"Lamont Don't Play That"

The morning across the high school campus before the first bell in chemistry class was low-key and solemnified, an attitude that bespoke of mist-filled warrens and bleary-eyed coffee stains and efficacy for all things "college prep", a sort of sappy counterculture "Garfield" comic strip appreciation for some vague "Good Times" memory of "The Beatles" and haywire factoids about the close of "The Cold War" as wholesome and nutritious as a brown paper-bag lunch.
This was the neglected third floor of the dingy, amateur sciences. . . . . which, along with math, left no room for equivocation in our age of politicking and "the spongy liberal arts" of nattering nabobs and the swelling backsides of "museum mavens" holding fundraising socials. The hard, unpleasant truth is always underfunded-- especially the type that is not very gratifying to self-appointed notions of "genius", and leaves one "washing their hands of it".
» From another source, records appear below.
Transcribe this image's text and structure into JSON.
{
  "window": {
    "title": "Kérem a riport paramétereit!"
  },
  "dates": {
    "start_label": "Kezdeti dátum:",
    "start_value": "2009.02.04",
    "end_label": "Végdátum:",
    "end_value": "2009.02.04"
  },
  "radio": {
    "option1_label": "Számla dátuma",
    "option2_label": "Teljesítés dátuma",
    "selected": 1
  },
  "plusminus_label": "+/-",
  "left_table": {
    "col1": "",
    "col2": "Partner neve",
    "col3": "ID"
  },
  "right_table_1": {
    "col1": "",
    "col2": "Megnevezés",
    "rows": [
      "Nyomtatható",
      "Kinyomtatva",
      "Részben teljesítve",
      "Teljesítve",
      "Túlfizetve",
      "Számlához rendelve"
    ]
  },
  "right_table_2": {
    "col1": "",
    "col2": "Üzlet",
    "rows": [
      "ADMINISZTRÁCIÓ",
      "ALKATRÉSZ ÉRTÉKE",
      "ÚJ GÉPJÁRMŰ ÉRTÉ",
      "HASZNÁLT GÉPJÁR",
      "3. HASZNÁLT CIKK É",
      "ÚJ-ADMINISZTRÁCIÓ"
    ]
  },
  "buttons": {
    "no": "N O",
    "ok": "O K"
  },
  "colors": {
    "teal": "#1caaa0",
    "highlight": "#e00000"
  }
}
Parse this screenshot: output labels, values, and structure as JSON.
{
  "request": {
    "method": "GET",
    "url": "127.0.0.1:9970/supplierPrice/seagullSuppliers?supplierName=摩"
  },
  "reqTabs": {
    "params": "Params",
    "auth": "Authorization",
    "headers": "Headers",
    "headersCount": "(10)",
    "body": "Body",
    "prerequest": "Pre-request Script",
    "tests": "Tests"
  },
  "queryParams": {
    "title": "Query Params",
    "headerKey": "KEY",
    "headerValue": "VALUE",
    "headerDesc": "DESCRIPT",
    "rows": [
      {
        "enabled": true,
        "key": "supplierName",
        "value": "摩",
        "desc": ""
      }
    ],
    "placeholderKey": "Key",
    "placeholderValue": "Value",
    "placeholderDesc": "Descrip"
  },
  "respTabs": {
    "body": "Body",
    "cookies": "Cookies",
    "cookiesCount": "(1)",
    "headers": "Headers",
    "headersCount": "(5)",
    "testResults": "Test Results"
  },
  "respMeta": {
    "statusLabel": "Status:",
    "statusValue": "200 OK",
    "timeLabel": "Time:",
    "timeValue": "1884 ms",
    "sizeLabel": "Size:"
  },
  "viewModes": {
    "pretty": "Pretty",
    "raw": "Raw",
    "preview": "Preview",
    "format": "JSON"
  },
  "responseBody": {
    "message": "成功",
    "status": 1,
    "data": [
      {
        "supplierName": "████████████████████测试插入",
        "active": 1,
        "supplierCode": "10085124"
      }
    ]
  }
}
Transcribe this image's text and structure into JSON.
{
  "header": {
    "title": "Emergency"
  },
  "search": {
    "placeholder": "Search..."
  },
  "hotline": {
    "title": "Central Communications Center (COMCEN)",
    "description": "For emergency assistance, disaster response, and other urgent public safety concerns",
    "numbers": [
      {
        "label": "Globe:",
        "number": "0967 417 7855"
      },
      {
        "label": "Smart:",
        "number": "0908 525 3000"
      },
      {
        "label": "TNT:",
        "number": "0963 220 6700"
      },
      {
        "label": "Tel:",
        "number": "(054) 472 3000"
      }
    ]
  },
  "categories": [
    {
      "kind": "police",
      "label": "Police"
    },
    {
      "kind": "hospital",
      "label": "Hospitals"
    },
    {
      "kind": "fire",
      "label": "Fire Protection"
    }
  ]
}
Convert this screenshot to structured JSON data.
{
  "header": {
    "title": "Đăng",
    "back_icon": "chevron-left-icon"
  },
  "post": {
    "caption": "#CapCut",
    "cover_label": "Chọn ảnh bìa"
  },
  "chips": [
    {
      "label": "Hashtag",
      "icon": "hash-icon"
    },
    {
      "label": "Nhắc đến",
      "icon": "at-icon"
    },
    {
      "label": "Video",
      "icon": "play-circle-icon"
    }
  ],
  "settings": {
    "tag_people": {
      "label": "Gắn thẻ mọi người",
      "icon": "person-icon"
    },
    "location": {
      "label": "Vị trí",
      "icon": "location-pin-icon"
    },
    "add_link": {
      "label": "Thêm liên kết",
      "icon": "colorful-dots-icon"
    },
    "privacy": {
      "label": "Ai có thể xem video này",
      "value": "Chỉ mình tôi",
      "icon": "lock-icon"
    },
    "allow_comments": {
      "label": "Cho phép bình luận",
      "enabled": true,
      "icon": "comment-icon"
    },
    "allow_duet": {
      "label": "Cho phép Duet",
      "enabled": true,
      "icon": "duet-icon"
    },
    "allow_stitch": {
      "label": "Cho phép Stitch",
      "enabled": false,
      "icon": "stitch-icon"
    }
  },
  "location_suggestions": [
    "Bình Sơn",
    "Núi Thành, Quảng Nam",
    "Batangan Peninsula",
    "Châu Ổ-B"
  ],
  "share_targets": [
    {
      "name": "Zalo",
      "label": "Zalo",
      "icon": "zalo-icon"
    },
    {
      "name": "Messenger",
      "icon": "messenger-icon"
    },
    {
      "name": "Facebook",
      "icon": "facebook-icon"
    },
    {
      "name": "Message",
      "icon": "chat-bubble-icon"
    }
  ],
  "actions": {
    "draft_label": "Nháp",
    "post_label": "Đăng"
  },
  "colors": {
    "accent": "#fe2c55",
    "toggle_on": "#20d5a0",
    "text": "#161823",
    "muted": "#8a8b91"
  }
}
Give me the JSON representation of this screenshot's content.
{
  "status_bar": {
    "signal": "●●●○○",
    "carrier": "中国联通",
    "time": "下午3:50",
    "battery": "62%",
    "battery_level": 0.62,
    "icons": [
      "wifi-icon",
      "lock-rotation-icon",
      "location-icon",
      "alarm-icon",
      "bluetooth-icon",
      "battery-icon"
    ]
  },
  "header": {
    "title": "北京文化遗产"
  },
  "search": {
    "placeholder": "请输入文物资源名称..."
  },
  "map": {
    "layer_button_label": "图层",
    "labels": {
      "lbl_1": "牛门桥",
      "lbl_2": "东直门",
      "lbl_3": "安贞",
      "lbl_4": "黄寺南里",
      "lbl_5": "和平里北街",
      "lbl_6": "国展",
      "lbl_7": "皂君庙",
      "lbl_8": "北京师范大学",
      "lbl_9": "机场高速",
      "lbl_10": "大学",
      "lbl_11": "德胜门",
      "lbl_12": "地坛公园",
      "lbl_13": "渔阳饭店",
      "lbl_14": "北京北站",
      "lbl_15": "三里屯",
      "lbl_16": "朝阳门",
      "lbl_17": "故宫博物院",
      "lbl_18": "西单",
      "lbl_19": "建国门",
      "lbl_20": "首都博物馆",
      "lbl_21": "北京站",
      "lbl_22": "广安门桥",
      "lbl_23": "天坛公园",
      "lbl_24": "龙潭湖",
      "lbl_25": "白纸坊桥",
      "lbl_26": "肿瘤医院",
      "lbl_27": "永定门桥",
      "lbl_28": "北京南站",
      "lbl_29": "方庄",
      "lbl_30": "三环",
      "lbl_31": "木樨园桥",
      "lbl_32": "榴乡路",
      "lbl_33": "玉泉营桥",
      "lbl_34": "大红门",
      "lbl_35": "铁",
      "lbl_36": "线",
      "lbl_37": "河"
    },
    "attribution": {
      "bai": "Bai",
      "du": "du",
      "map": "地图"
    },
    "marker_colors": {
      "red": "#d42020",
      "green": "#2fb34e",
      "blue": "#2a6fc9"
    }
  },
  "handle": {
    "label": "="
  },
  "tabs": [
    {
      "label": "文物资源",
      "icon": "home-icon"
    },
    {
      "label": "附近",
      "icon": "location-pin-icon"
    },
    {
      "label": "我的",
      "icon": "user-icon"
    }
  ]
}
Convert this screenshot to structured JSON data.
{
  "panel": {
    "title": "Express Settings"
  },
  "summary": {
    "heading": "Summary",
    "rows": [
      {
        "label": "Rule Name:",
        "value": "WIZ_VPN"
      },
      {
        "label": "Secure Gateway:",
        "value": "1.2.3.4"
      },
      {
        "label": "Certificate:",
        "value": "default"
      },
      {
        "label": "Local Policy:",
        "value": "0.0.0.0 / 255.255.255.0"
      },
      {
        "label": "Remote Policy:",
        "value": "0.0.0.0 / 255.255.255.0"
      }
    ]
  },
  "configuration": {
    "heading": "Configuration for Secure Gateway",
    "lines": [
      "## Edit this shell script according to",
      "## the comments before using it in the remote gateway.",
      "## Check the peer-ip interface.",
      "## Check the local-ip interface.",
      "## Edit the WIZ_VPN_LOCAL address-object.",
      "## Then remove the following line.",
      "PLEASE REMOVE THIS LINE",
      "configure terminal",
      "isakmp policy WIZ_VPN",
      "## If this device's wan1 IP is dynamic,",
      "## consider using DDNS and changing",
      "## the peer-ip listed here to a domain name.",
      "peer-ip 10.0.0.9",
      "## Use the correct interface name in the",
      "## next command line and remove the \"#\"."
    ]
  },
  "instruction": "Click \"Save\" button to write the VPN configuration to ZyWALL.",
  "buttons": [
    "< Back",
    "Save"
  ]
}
Yet, there was so much "the slide-rule" technical men could not see. . . . . but they played their own version of "Aerospace politics" that asked no questions as America continued to arm itself to the teeth and politicians grandstanded. Just as "the building boom" went on and on with hard-hat construction workers, but the only thing one knew is that they wanted to get out of doing "A REALLY HARD JOB", or something that took too much rigor.
It was like those minimum-wage jobs in "fast food" when a sleepy black kid would have to dress up as "Ronald McDonald" and "get down" with a bunch of raucous 10 and 11 year-old's at "the birthday party" because "it was all grandma could afford". We'd nickname him "Homie the Clown" after a character on "In Living Color", punch him in the gut, and run around like a bunch of wild little Indians. Finally, a little imp would pipe up-- "Homie the clown be a homosexual!" while the poor 20 year old would cant his head in pain, at a loss for words.
The bathrooms were always trashed, the toilets leaky, the paper-towels pulled down, and it didn't bespeak of elevated employment that awaited "the deseg" kids in this chemistry class, through whatever haze of "Bill Cosby/George Washington Carver/Fat Albert" denial. That not everyone was going to grow up to become Muhammad Ali, Sammy Davis Jr., or James Baldwin.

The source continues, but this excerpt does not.